Here is a non-exhaustive list of other critical risks requiring attention in Family Office design:
- Reporting risks; consolidation, cash flow analysis, accounting, tax compliance
- Custodianship and cash risks; physical assets, marketable securities, currency, private banking, bill pay
- Financial risks; financial projections, debt management, liquidity, tax strategy, Office/active business financial integration
- Security risks; physical security, online security, Information Technology function
- Legal risks; creditor protection, general commercial, insurance, estate, physical assets, active business integration with Office,
- Communication risks; public relations, ownership relations, role of Office in family cohesiveness, family meeting and retreat,
- Governance risks; Boards, policies, ownership governance, overall accountability to family’s goals / plan
- Alignment with “why” specifics: social impact, philanthropy, Family Bank, leadership development, education/learning, mentorship
In the work that a family office can (and cannot) accomplish, not all of these risks can be the priority. Again, the family’s why and culture goals are extremely critical both firstly to the Office’ decisions and weighing tradeoffs and secondly to building effective accountability and performance monitoring and reporting once design decisions have been made.

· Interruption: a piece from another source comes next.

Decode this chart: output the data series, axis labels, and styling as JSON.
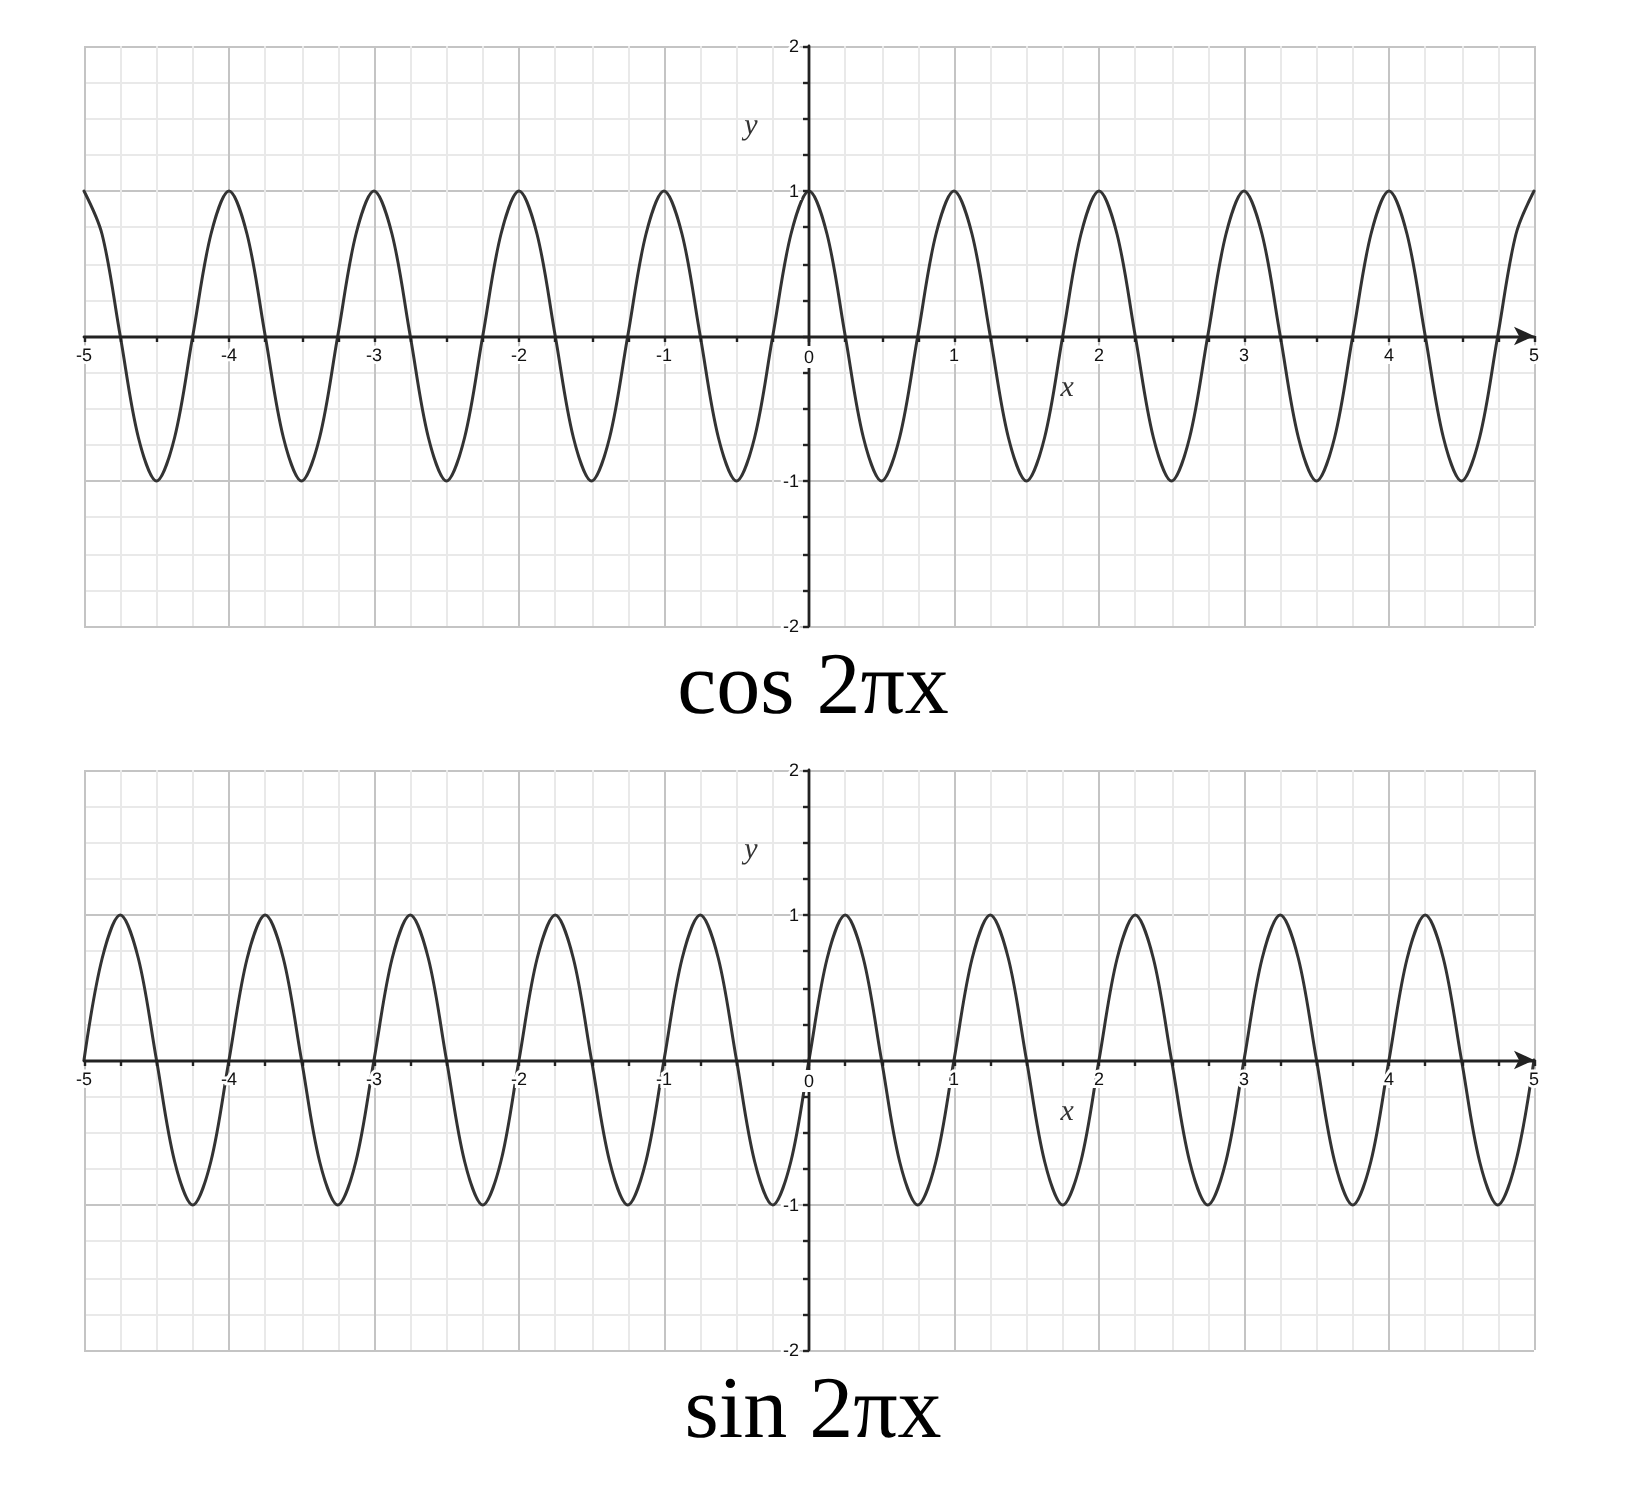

The best family offices integrate their ecosystems well, calling on all of the various resources required at the right time and keeping them up-to-date on family affairs in between those critical moments. I believe advisor ecosystem preparedness is a critical and under-emphasized communication task (and something well-worth measuring and reporting on!)
A skilled Family Office can consistently bring the family’s why into whatever is the current task at hand with outside advisors.
Many aspects of the family office should never be in-sourced because the quality of professionals required for the task retain their skill by application to many fact patterns.
Conclusion
Simon Sinek caught the world’s attention with Start with Why. And the presentation played a critical role in my summary of how to start a Family Office. Once a family realizes it’s investment decisions do not exist separately and instead require alignment with the “why”, with the family purpose, with clear and intentional goals shaped by values, only then will the family create and sustain a meaningful Office.
And only then will the Family Office contribute more than financial resource strategy in growing the family’s wealth.
No family has a perfect “why” but we should all strive to have something to anchor our decisions to. Striving for that first answer to “what is all this money actually good for?” is that critical first step in building an intentional family culture and in developing a family office.